I’ve become my mother

This morning as I went out to the garbage containers with the last little bits of trash before the garbage men came, I thought to myself, I am becoming my mother! My mother was always so happy to have the garbage come so that the house was cleaned up and there were no piles of trash anywhere. Our house had big trees that liberally scattered little twigs and branches everywhere and you could often find Mother in the yard, picking up the branches to put in the trash. I think my sisters and I are alike in that we too like to keep things picked up.

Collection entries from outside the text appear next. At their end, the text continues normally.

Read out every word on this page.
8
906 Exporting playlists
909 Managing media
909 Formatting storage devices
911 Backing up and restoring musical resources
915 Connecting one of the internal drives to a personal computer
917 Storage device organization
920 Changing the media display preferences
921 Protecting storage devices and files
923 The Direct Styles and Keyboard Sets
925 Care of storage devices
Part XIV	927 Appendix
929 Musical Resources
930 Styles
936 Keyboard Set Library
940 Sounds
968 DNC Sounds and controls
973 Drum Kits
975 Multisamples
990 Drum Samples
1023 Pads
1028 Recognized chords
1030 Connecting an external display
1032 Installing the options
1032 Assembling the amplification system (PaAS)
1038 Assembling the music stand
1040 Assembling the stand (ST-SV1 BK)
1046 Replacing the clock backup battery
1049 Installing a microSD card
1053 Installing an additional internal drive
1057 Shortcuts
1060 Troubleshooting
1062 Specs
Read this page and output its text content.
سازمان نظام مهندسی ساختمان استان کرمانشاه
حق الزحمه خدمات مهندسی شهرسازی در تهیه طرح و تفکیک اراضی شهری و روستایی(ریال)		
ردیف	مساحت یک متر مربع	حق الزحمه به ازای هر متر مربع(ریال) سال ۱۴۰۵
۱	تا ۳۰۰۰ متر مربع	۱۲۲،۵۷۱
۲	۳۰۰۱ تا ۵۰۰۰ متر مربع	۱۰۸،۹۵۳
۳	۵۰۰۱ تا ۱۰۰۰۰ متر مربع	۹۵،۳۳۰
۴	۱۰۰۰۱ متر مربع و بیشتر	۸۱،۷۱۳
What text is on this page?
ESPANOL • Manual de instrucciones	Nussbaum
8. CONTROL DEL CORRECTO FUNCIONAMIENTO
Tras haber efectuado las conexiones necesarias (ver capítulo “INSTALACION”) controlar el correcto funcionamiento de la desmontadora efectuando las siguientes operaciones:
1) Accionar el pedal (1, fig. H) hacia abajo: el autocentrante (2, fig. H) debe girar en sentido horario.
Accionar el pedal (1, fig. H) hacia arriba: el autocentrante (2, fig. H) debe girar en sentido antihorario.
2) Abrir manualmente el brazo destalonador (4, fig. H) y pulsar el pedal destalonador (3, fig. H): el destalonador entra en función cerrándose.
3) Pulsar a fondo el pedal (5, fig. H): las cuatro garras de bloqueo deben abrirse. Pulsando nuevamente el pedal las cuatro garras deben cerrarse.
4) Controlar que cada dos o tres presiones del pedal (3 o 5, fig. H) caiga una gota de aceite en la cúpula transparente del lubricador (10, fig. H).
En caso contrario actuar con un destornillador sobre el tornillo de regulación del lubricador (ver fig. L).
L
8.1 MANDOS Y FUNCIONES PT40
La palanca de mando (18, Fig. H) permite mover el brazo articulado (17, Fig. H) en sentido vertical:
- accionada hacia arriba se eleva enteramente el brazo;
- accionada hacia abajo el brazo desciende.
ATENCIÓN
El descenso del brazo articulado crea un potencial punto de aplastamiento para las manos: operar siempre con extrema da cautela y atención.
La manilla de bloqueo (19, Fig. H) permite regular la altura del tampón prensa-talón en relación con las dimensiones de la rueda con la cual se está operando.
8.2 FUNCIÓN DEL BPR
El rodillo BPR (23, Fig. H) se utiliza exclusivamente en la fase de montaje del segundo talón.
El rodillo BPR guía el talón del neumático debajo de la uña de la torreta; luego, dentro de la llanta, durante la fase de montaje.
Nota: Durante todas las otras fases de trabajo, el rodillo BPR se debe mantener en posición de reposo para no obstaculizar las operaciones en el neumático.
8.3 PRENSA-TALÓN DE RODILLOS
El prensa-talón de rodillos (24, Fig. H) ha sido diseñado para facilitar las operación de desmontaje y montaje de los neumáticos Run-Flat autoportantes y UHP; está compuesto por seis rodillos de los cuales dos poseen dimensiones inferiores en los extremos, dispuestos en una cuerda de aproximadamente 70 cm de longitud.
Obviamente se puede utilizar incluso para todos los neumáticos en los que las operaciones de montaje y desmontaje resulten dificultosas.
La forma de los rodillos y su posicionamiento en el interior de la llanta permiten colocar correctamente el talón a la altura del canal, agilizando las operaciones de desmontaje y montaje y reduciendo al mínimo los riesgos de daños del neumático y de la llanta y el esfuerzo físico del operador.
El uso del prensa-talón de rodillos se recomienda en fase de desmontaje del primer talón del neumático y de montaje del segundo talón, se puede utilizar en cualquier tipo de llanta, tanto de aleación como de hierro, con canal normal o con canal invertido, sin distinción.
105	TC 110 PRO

Collecting the garbage and trash in Japan is a big project and my youngest sister had it down pat. During one of the summers we spent at Takayama in Japan, we were instructed as to the disposition of all garbage. It had to be sorted very specifically. The glass, papers, plastic and wet garbage was all separated out and put into bags and put into bins and certain things were only picked up on certain days and so forth. Since Takayama was not yet open for the summer, we took the bag of garbage to the bin on a nearby little street. When we put it into the bin, a gentleman told us, in Japanese, that we shouldn’t put things into their bin, and if we did, we had the wrong kind of plastic bag – we had to buy them at the store and not reuse those we got at the grocery store. After much bowing and saying we were sorry, we reclaimed the offending bag and trudged back home wondering how we were going to manage until youngest sister came. I learned from her to freeze smelly garbage until pick-up and various tricks like that. She loves garbage day and we eventually learned to love it too, just like Mother.